Analysten werteten Petros Erklärung als Druckmittel. Der Verhandlungsführer der ELN, Antonio García, sprach hingegen von einer „Krise“, denn es sei gegen Absprachen verstoßen worden. „Fehler und Krisen sind nicht schlimm, sie zeigen, dass wir menschlich sind und uns irren“, fügte er auf Twitter hinzu, forderte aber auch eine Richtigstellung.

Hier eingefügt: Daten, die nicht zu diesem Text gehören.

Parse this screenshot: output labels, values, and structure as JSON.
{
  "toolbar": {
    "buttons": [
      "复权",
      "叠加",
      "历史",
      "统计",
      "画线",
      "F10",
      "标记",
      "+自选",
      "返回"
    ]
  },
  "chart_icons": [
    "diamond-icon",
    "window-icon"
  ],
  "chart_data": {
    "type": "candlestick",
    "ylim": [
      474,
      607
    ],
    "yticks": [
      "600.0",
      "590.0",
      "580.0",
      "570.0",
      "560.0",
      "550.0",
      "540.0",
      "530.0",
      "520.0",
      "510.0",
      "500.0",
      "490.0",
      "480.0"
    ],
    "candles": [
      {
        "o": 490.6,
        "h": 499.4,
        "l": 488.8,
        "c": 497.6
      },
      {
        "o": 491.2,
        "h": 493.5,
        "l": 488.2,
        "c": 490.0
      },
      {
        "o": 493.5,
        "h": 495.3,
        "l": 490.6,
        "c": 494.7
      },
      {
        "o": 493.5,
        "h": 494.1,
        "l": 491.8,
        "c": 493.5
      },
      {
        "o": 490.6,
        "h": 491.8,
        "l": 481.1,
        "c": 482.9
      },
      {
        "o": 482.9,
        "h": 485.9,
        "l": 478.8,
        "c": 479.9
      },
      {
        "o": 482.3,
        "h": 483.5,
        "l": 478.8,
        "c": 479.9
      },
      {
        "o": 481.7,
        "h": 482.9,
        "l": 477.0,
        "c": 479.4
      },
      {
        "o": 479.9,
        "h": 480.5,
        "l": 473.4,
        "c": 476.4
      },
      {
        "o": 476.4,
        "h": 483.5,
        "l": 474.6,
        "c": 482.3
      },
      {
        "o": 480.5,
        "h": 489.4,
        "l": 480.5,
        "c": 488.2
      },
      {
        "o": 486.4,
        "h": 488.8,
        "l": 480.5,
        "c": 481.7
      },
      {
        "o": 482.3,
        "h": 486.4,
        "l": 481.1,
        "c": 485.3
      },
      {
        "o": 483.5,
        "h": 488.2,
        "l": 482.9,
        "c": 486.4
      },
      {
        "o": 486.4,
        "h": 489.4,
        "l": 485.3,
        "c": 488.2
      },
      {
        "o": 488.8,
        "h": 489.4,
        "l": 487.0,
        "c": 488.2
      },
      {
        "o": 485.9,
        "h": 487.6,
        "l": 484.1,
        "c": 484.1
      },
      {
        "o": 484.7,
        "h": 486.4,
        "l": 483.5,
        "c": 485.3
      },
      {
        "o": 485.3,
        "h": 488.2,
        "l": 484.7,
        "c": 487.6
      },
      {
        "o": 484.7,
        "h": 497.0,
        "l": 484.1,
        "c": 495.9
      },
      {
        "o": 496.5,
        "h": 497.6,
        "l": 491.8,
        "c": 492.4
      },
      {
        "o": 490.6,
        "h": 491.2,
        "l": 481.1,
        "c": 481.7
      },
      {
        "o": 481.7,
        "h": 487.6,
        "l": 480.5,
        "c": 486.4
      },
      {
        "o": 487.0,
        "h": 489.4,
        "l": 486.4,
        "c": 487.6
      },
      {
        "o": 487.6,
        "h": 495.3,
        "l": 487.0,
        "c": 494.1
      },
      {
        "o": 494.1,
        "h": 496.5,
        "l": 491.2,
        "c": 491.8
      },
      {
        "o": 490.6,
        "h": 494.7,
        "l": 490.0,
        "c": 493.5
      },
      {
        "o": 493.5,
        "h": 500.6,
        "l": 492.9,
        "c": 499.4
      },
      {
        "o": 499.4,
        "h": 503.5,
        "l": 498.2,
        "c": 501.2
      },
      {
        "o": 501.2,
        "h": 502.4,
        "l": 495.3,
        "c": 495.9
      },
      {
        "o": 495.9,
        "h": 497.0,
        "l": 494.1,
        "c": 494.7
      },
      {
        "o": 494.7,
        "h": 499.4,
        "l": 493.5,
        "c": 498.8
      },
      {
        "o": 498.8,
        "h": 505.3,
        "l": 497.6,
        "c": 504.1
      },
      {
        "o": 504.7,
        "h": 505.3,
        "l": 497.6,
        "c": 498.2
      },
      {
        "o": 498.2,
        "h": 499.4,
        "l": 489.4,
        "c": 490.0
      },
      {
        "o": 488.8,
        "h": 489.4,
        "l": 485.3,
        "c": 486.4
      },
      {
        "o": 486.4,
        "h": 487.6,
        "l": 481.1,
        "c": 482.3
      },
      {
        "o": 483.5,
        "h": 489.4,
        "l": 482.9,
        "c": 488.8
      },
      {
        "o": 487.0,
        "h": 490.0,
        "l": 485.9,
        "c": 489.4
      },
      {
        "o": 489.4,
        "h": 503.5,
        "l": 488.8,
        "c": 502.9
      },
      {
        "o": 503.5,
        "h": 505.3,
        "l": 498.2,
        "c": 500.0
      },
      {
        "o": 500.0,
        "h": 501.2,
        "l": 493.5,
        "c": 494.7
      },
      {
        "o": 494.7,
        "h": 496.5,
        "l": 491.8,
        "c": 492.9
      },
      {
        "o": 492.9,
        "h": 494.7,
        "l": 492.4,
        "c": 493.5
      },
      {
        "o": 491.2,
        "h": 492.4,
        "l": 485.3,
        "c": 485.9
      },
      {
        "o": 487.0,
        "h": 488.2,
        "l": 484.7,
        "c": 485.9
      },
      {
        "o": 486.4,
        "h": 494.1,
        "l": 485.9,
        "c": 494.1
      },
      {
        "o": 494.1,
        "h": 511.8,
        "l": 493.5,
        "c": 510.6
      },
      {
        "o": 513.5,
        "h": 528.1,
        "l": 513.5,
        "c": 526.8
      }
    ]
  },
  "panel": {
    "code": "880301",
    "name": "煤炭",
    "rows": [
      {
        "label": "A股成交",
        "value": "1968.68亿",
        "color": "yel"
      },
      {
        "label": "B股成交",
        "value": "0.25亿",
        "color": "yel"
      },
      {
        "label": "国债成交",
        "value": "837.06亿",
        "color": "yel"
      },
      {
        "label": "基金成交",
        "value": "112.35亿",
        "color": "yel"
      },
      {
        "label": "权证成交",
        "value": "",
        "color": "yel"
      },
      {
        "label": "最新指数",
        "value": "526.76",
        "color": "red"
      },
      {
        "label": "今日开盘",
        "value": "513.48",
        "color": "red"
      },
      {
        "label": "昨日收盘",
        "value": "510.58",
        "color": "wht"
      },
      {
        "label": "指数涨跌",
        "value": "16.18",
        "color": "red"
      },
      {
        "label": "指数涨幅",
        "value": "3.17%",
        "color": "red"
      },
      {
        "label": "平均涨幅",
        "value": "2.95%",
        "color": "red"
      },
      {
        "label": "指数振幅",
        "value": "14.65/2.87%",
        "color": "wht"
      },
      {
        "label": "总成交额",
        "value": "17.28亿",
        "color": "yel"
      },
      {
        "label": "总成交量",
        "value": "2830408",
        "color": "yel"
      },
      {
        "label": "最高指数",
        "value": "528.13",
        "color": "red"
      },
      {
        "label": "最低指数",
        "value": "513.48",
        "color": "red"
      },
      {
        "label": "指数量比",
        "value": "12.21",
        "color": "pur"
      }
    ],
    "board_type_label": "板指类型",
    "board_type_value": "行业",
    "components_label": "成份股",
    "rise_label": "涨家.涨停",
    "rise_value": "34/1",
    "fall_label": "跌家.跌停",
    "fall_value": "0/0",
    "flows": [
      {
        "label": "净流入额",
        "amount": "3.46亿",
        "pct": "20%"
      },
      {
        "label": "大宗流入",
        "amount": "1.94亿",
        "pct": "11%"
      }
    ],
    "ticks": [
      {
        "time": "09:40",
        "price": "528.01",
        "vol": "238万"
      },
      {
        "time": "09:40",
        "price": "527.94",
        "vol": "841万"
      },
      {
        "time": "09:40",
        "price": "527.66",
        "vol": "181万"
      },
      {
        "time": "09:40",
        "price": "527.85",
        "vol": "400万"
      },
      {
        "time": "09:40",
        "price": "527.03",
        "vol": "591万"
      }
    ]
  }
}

Die Regierung und ihr Verhandlungsteam meiden bis heute das K-Wort. Allenfalls ein „Missverständnis“ habe es gegeben. Das sei mittlerweile ausgeräumt, meldete der Sender W Radio. Präsident Petro sagte hingegen noch diesen Donnerstag beim Weltwirtschaftsforum in Davos: „Wir haben keine einseitige Entscheidung getroffen.“

Reformen klappen nicht, wenn die Kämpfe weitergehen

Petros Vorpreschen hat den Zeitplan der Friedensgespräche umgeworfen: außerplanmäßiges Vorgespräch, dazu in Venezuela statt in Mexiko, mehrfach vorgezogen – und bis Ende dieser Woche statt nur einen Tag. Es ist offenbar einiges zu kitten.

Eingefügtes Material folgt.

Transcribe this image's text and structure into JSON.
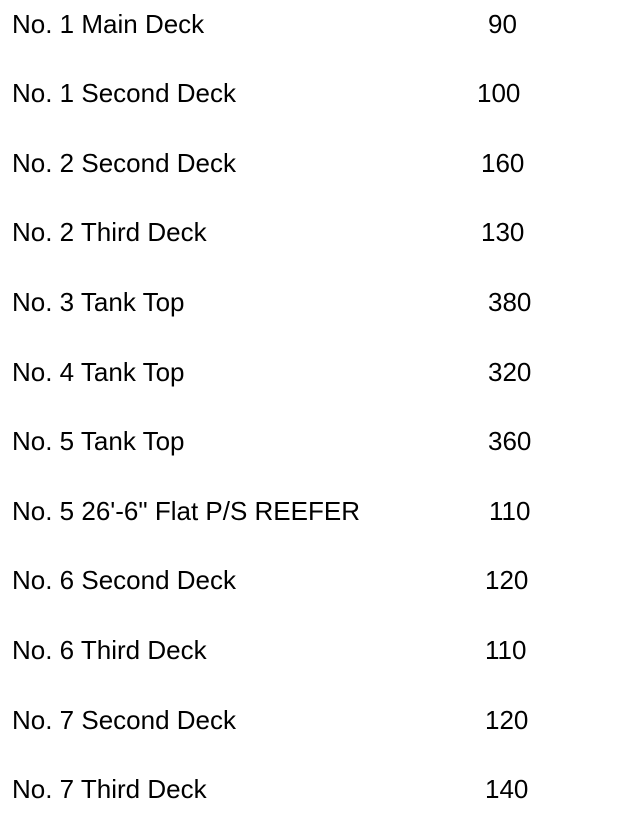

Gustavo Petro steht an einem Rednerpult

Hat durch sein Vorpreschen alles durcheinander gebracht: Kolumbiens Präsident Gustavo Petro Foto: Luisa Gonzalez/reuters

Es gehe um drei Ziele, verriet Senatorin María José Pizarro von der Regierungs-Delegation der Zeitung El Espectador: „unseren Friedenswillen bekräftigen, Arbeits- und Kommunikationsmechanismen schärfen zwischen beiden Delegationen und vor allem für die Zeit zwischen den Gesprächsrunden – und drittens, Fortschritte beim bilateralen Waffenstillstand machen“.

Präsident Petro und seine Regierung haben den „totalen Frieden“ als ein Hauptziel ihrer Amtszeit ausgerufen. Ihre sozialen Reformen lassen sich kaum umsetzen, solange in weiten Teilen des Landes der bewaffnete Konflikt weitergeht. Nachdem 2016 Regierung und Farc-Guerilla das historische Friedensabkommen geschlossen haben, sollen jetzt alle übrigen bewaffneten Gruppen befriedet werden. Das sind je nach Schätzung zwischen 50 und 60.

Die größte verbliebene Guerilla ist die Nationale Befreiungsarmee ELN. Dazu kommen Farc-Dissidenzen, die sich nie dem Friedensabkommen angeschlossen oder nachträglich gegründet haben, und kriminelle Gruppen und Verbrecherkartelle, das größte davon ist der Golf-Clan.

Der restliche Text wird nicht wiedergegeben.